Public money has been spent to erect a new court building and a convocation center for sports events and concerts. About five new eating establishments and two or three nightclubs have opened downtown, says D’Avignon. “We went through a process with the State of Ohio to establish an arts and entertainment district, with 15 new liquor permits, just in a designated area downtown.”

Various improvements notwithstanding, a vibrant city has yet to be generated on Mahoning River. A case can be made that industrial cities, after suffering decades of decline, are better off recognizing their reduced condition than denying it. It’s important avoid wasting their limited resources on peripheral projects. “Youngstown 2010,” which is now due for an update, seems to have produced some worthwhile changes.

But whether an “urban shrinkage” policy can return a long-depressed city to health remains to be seen. In January 2009, a survey by the Mahoning Valley Organizing Collaborative found 4,564 vacant structures and 22,792 vacant lots in the city.  In all, 44 percent of the real estate parcels in Youngstown “experience some form of vacancy,” the Collaborative concluded.

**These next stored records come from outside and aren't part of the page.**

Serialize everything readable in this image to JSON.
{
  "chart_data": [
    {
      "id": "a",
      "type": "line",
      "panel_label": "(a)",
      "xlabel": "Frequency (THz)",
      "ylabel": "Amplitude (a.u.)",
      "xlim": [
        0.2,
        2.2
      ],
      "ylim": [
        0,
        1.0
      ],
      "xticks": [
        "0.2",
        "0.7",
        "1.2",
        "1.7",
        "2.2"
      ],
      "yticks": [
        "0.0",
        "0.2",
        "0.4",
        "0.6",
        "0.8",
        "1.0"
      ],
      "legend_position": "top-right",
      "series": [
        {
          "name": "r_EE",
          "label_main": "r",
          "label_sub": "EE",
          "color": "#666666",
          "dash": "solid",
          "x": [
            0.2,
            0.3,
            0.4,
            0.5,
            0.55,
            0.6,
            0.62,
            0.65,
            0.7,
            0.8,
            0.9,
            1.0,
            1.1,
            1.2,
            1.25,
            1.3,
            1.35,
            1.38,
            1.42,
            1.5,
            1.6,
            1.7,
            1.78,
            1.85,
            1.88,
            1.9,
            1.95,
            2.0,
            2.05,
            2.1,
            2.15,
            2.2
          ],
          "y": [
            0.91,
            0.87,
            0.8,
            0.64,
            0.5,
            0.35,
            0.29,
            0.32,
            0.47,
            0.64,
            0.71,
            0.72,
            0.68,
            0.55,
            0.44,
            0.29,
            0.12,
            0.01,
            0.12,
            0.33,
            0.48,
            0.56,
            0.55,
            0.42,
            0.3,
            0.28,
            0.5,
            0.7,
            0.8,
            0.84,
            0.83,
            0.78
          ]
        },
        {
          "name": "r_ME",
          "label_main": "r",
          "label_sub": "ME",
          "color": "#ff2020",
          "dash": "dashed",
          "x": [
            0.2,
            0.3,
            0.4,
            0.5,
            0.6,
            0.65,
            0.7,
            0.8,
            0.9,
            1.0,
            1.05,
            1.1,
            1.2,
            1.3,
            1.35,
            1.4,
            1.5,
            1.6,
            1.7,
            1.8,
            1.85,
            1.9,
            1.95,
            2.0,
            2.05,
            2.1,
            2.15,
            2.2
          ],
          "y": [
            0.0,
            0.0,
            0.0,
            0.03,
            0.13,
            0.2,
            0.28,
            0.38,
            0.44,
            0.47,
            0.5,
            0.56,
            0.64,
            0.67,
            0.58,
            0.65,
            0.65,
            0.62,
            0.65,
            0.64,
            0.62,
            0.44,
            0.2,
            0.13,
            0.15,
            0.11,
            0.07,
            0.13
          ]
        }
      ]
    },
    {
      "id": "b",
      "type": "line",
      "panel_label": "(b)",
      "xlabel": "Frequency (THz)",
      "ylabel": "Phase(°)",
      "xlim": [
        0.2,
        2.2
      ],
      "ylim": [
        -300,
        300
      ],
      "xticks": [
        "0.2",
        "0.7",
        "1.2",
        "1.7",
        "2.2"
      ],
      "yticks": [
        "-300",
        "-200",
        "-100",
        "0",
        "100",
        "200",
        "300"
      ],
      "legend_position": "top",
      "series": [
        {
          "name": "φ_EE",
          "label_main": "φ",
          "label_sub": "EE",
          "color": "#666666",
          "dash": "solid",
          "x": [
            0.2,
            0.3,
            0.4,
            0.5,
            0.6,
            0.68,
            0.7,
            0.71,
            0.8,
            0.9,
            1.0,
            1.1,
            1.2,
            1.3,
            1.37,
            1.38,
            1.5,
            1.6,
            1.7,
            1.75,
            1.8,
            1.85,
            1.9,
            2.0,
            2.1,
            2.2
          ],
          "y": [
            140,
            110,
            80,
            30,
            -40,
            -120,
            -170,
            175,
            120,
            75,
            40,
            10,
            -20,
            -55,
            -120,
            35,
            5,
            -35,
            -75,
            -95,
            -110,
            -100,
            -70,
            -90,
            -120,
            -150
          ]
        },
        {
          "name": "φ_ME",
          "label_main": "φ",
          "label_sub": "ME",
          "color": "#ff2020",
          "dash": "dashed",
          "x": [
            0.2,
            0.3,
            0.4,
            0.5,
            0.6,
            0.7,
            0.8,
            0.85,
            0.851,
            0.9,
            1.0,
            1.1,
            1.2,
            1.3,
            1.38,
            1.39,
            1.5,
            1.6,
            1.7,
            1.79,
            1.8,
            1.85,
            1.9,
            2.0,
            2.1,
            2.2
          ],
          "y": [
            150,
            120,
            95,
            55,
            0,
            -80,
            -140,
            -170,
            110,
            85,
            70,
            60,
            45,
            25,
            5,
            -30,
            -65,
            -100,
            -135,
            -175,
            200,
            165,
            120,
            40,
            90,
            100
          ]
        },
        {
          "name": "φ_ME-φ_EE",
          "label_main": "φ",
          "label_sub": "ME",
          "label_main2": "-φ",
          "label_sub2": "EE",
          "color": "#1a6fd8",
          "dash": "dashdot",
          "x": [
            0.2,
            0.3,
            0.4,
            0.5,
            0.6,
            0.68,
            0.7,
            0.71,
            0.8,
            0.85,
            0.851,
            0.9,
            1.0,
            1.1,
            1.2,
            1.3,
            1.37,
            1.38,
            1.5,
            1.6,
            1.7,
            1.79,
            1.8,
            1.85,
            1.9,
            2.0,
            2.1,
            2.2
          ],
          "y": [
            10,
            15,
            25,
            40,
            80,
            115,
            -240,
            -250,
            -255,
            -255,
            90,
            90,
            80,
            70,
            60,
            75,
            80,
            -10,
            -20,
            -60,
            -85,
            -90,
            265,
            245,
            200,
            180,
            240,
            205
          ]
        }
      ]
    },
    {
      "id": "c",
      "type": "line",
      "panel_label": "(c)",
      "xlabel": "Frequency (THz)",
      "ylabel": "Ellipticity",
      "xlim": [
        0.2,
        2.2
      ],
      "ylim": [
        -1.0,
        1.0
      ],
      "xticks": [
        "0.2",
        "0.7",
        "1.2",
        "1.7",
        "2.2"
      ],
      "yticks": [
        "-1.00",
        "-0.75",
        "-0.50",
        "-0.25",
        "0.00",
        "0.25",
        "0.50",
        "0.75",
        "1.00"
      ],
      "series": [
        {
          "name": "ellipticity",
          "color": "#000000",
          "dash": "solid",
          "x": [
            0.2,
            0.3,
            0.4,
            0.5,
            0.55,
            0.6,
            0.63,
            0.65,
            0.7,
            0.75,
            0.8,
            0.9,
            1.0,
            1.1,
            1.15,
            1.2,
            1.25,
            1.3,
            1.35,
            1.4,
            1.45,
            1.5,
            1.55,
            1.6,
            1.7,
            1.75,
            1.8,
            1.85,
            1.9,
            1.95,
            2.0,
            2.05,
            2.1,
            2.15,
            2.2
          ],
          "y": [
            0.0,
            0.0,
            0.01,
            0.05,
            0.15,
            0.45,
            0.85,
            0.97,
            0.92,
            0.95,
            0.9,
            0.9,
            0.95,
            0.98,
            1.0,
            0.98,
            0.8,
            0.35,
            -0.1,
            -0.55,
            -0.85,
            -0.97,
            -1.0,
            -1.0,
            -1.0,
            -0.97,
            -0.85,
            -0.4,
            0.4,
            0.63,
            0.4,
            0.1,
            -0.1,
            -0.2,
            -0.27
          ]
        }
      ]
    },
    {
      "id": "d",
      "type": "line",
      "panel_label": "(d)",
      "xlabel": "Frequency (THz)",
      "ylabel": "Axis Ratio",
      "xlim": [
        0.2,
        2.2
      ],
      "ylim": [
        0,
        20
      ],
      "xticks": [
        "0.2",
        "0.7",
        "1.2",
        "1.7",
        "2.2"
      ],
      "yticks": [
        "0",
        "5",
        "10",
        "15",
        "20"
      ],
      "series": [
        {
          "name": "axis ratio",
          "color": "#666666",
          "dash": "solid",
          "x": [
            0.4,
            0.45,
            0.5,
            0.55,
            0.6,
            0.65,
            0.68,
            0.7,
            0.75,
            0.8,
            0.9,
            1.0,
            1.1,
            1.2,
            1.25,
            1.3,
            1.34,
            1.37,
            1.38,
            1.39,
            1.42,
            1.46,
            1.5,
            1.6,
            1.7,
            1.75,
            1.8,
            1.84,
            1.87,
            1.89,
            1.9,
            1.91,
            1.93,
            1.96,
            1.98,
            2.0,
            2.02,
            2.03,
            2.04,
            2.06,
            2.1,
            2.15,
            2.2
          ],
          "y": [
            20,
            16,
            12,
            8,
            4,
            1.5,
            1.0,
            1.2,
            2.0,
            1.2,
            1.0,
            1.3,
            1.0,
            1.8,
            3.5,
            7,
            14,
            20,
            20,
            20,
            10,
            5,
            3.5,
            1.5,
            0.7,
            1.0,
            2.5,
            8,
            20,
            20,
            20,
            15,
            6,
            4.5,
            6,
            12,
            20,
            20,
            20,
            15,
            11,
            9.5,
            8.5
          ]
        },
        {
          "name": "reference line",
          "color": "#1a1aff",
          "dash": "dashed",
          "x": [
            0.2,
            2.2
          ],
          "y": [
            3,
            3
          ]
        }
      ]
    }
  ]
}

With 62 vacant structures per 1,000 residents, Youngstown at that time had a vacancy rate 23 times the national average. As of last month, the situation had improved only marginally. The New York Times reported Dec. 20 that “the vacant-building rate is still 20 times the national average.”

The average price of a Youngstown house during the past year was about $17,000, according to The Times. The city doesn’t have the money to pull down all the empty buildings.

Even the mayor admits, when asked about development, “it’s been very slow.”